We are entering what is arguably the biggest drinking season of the year. Halloween parties, Thanksgiving Eve, Christmas, and New Years are upon us. I think we all know the “I’m sooooo wasted!” girl. She comes in two forms.
The first form of “I’m sooooo wasted!” girl is the girl who is actually completely blitzed. She is normally acting like a complete ass and embarrassing her friends, whom are all capable of holding their liquor, or one of a mess of drunk girls. She is loud and stumbling around in her stilettos, clothes falling off, and laughing like a hyena. When it’s the solo girl in your group who is consistently “sooooo wasted you guys!”, she starts to become a social liability, especially when you start approaching your 30s.
“I’m sooooo wasted” girl in her original form also likes to get drunk and cry over everything that has ever happened to her. Nine times out of ten, she is crying over an ex. Take her phone off of her unless you want to spend the whole night listening to her obsessively texting and calling this gentleman. In this scenario, she is also going to be prone to shamelessly throwing herself at the most disgusting guys on the food chain and tell them about said ex and about how hot she is and what a loser he is.

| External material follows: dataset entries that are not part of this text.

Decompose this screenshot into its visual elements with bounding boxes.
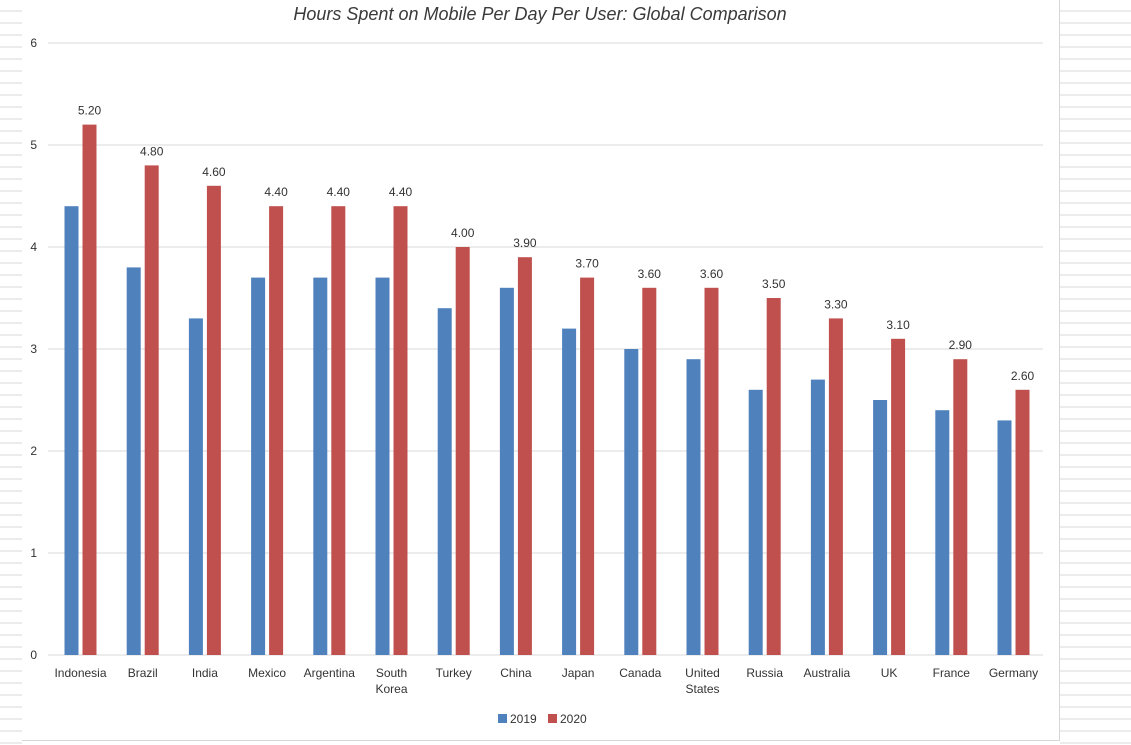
chart-title: Hours Spent on Mobile Per Day Per User: … <box>293 4 786 24</box>
bar-2020 <box>891 338 906 655</box>
x-category-label: Mexico <box>248 666 286 680</box>
data-label-2020: 3.90 <box>513 236 537 250</box>
bar-2019 <box>686 359 701 655</box>
bar-2019 <box>624 349 639 655</box>
data-label-2020: 4.00 <box>451 226 475 240</box>
bar-2019 <box>375 277 390 655</box>
data-labels: 5.20 4.80 4.60 4.40 4.40 4.40 4.00 3.90 3.70 3.60… <box>78 104 1035 383</box>
y-tick-label: 6 <box>30 36 37 50</box>
data-label-2020: 3.60 <box>700 267 724 281</box>
x-category-label: Indonesia <box>54 666 106 680</box>
legend-label-2019: 2019 <box>510 712 537 726</box>
y-tick-label: 2 <box>30 444 37 458</box>
x-category-label: South <box>376 666 407 680</box>
bar-2020 <box>331 206 346 655</box>
x-category-label: Argentina <box>304 666 356 680</box>
bar-2020 <box>1015 389 1030 655</box>
bar-2020 <box>393 206 408 655</box>
x-category-label: Russia <box>746 666 783 680</box>
bar-2020 <box>580 277 595 655</box>
bar-2020 <box>828 318 843 655</box>
data-label-2020: 2.60 <box>1011 369 1035 383</box>
bar-2020 <box>269 206 284 655</box>
legend-swatch-2019 <box>498 714 507 723</box>
bar-2020 <box>766 298 781 655</box>
bar-2019 <box>437 308 452 655</box>
x-category-label: Canada <box>619 666 661 680</box>
bar-2020 <box>517 257 532 655</box>
bars <box>64 124 1030 656</box>
x-category-label: Korea <box>375 682 407 696</box>
bar-2019 <box>810 379 825 655</box>
data-label-2020: 2.90 <box>949 338 973 352</box>
data-label-2020: 4.40 <box>264 185 288 199</box>
bar-2019 <box>251 277 266 655</box>
x-category-label: Turkey <box>436 666 472 680</box>
x-category-label: China <box>500 666 532 680</box>
data-label-2020: 4.60 <box>202 165 226 179</box>
data-label-2020: 3.70 <box>575 257 599 271</box>
x-category-label: United <box>685 666 720 680</box>
x-category-label: Japan <box>562 666 595 680</box>
data-label-2020: 4.40 <box>327 185 351 199</box>
bar-2019 <box>562 328 577 655</box>
data-label-2020: 3.10 <box>886 318 910 332</box>
x-category-label: India <box>192 666 218 680</box>
y-tick-label: 0 <box>30 648 37 662</box>
x-category-label: Brazil <box>128 666 158 680</box>
bar-2020 <box>144 165 159 655</box>
x-category-label: Germany <box>989 666 1038 680</box>
y-tick-label: 4 <box>30 240 37 254</box>
data-label-2020: 3.50 <box>762 277 786 291</box>
legend-swatch-2020 <box>548 714 557 723</box>
bar-2020 <box>642 287 657 655</box>
bar-2019 <box>126 267 141 655</box>
bar-2019 <box>748 389 763 655</box>
data-label-2020: 3.60 <box>638 267 662 281</box>
bar-2020 <box>82 124 97 656</box>
bar-2019 <box>873 400 888 655</box>
left-margin-background <box>0 0 22 745</box>
x-category-label: Australia <box>804 666 851 680</box>
bar-2019 <box>997 420 1012 655</box>
y-tick-label: 3 <box>30 342 37 356</box>
data-label-2020: 4.40 <box>389 185 413 199</box>
data-label-2020: 3.30 <box>824 297 848 311</box>
y-tick-label: 1 <box>30 546 37 560</box>
x-category-label: UK <box>881 666 898 680</box>
right-margin-background <box>1060 0 1131 745</box>
bar-2020 <box>704 287 719 655</box>
bar-2020 <box>206 185 221 656</box>
legend-label-2020: 2020 <box>560 712 587 726</box>
legend: 2019 2020 <box>498 712 587 726</box>
bar-2020 <box>953 359 968 655</box>
bar-2019 <box>188 318 203 655</box>
data-label-2020: 4.80 <box>140 144 164 158</box>
data-label-2020: 5.20 <box>78 104 102 118</box>
x-category-label: States <box>685 682 719 696</box>
x-axis: Indonesia Brazil India Mexico Argentina South… <box>54 666 1038 696</box>
bar-2019 <box>935 410 950 655</box>
bar-2019 <box>313 277 328 655</box>
bar-2020 <box>455 247 470 655</box>
bar-2019 <box>499 287 514 655</box>
y-tick-label: 5 <box>30 138 37 152</box>
bar-2019 <box>64 206 79 655</box>
x-category-label: France <box>933 666 971 680</box>
y-axis: 0 1 2 3 4 5 6 <box>30 36 37 662</box>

“I’m so hot! Look at me! Who wouldn’t want this! I gave him everything and did everything for him! I just want to be appreciated! You should be my boyfriend!” as she jams her tongue in his mouth.
Example in practice:
I was at my best friend’s wedding. I was in the wedding party. Another bridesmaid had just recently gone through a breakup with one of the most repulsive guys I’ve ever met. In fact, I am partially to blame for this train wreck (result of another night where she played the role of “I’m sooooo wasted!” girl). I kind of threw her at him to get him and her away from me. (snickering) The ironic part of that night was that my long term boyfriend and I had called it quits literally 15 minutes before I departed for the bar. I promised myself that I wasn’t going to act like that over him and that I was going to enjoy my night and cry over him later (which I did).

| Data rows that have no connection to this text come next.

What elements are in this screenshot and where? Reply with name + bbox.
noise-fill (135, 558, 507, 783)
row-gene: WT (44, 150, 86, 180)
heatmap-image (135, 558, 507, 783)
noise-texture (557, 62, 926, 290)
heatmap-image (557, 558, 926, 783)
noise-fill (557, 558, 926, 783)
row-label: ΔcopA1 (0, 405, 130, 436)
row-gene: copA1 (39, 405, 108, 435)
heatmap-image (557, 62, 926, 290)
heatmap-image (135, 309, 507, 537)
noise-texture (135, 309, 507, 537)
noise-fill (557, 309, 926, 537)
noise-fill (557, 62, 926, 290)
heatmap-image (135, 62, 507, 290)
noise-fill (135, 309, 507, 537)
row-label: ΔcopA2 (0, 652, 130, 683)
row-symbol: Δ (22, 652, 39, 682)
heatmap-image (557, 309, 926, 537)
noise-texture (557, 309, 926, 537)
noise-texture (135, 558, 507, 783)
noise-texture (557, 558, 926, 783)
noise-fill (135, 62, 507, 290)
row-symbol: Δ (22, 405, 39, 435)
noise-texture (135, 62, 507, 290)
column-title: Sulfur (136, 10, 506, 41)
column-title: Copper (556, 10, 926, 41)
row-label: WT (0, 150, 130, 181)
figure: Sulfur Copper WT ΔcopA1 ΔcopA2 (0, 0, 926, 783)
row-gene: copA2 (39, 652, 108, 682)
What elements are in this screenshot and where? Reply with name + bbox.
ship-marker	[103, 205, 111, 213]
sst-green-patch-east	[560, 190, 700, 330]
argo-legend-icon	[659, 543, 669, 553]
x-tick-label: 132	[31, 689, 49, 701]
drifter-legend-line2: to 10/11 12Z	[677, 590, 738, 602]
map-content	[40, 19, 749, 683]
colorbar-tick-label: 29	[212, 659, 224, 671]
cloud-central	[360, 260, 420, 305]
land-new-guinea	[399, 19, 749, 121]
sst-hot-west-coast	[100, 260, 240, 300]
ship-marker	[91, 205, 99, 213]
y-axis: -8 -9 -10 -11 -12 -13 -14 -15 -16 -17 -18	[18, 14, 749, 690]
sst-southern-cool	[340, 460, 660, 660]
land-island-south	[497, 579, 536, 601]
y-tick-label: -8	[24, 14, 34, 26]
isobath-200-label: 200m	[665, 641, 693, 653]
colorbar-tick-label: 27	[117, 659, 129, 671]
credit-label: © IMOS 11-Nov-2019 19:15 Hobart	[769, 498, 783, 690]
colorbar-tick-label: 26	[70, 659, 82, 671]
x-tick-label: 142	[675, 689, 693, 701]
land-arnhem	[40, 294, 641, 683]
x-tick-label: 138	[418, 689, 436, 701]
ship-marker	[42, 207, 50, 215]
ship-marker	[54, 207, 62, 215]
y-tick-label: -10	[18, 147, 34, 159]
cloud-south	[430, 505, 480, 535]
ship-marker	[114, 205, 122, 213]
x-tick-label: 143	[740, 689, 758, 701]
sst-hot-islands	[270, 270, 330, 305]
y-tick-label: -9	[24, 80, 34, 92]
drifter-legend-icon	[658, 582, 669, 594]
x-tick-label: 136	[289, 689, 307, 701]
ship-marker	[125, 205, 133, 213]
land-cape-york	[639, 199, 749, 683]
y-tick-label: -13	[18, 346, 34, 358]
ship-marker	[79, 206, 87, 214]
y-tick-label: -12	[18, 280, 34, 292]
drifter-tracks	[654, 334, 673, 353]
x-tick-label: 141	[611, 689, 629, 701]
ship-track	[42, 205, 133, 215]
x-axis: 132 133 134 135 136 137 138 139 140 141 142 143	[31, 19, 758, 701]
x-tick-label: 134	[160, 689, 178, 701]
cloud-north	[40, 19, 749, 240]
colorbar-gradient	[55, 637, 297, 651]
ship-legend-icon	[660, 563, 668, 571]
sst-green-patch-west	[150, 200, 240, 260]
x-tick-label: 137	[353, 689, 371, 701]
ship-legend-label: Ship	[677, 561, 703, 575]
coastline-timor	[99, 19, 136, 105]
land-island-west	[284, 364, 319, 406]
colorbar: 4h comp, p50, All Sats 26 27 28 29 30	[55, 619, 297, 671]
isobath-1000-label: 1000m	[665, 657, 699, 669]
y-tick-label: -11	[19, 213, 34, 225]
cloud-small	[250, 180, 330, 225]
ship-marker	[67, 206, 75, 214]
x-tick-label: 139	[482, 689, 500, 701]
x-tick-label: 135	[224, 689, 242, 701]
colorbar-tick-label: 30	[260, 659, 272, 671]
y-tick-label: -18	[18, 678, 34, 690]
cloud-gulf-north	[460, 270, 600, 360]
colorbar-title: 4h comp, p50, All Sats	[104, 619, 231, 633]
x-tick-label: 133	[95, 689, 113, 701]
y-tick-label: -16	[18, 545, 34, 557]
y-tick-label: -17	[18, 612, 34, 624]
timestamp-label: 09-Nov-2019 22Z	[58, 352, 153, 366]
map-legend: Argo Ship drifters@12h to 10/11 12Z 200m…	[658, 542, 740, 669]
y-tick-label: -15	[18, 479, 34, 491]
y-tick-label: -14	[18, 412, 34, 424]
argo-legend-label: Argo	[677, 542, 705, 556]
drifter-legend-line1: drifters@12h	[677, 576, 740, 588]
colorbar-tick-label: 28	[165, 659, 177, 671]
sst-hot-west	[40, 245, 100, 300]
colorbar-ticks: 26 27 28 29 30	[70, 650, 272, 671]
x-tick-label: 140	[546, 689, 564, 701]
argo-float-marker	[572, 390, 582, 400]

So a year and a half later, she and this dildo we met at the bar break-up. The bartender at the wedding was bald and missing teeth. She is trashed and pulling the move above (Who wouldn’t want me?!?!). *Face palm*
Being the nice person that I can be, I decide it’s my responsibility to make sure she doesn’t go home with this dude and talk to my date and tell him we have to get her home safely. She goes to the bar with us after and instead of spending my night trying to seal it with my date, I’m chasing her around the bar because she is throwing herself at guys who are their with their girlfriends. Thanks, bitch. I haven’t been out with that guy since.
The second form of “I’m sooooo wasted” girl is the girl who actually isn’t drunk, but is pretending to be drunk so that she can excuse her actions. This girl has one beer and a kamikazee and starts stumbling and slurring her speech and telling everyone about her drunk she is. She really needs to drive it home that she is drunk because if not, her actions are no longer excusable. She also is going to hang all over guys, be loud and obnoxious, and say inappropriate things to everyone. She is probably even more embarrassing than the real drunk girl because it is hard to stay in character all night. This bitch is going to deliberately hang all over the guy you’re into (or dating) in an effort to up her confidence.

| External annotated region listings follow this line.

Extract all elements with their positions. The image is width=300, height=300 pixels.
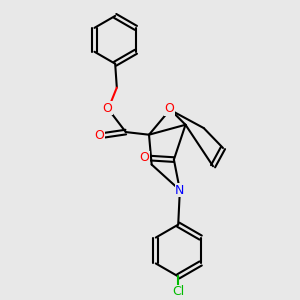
Text: N: N [175, 184, 184, 196]
Text: O: O [103, 102, 112, 115]
Text: O: O [165, 102, 175, 115]
Text: O: O [139, 152, 149, 164]
Text: O: O [94, 129, 104, 142]
Text: Cl: Cl [172, 286, 184, 298]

The fake wasted girl is normally either extremely socially awkward or just a pretty girl with some serious self-esteem issues. The illusion of being drunk helps them act in a way that they believe guys like, when really they aren’t doing themselves any favors, while simultaneously embarrassing you horribly.
My favorite way of putting an end to this bullshit is to either abandon them or call them out in such a way that is going to piss them off. For example, fake wasted girl is hanging all over your man? No problem. Just ask her why she doesn’t just hop on his dick right there. She will pretend to be appalled, but she knows full well what game she is playing and she knows that she is caught.
Look ladies, being plastered from time to time is perfectly okay. It happens. Sometimes you just kinda lose track. But being a persistent little train wreck that causes your friends nothing but misery because you are acting like a complete twat or being the girl that everyone is laughing AT and not WITH, is unacceptable and it doesn’t make you more desirable. It makes you a target.
This is all on top of the fact of why are you getting drunk as an excuse to do depraved things and say things that make you look like a bitch? If that’s how you want to be, then just be that person all of the time and wear it proud. I’d at least respect you if I knew you were just a bitch. Hell, I might even like you for it!
Pretending to be drunk to get attention is just flat out pathetic. Like I said, if you want to do shitty things to your friends or do things you “normally wouldn’t do”, just own it and live it. Don’t pretend that you’re under the influence because you actually do want to go home with the toothless guy.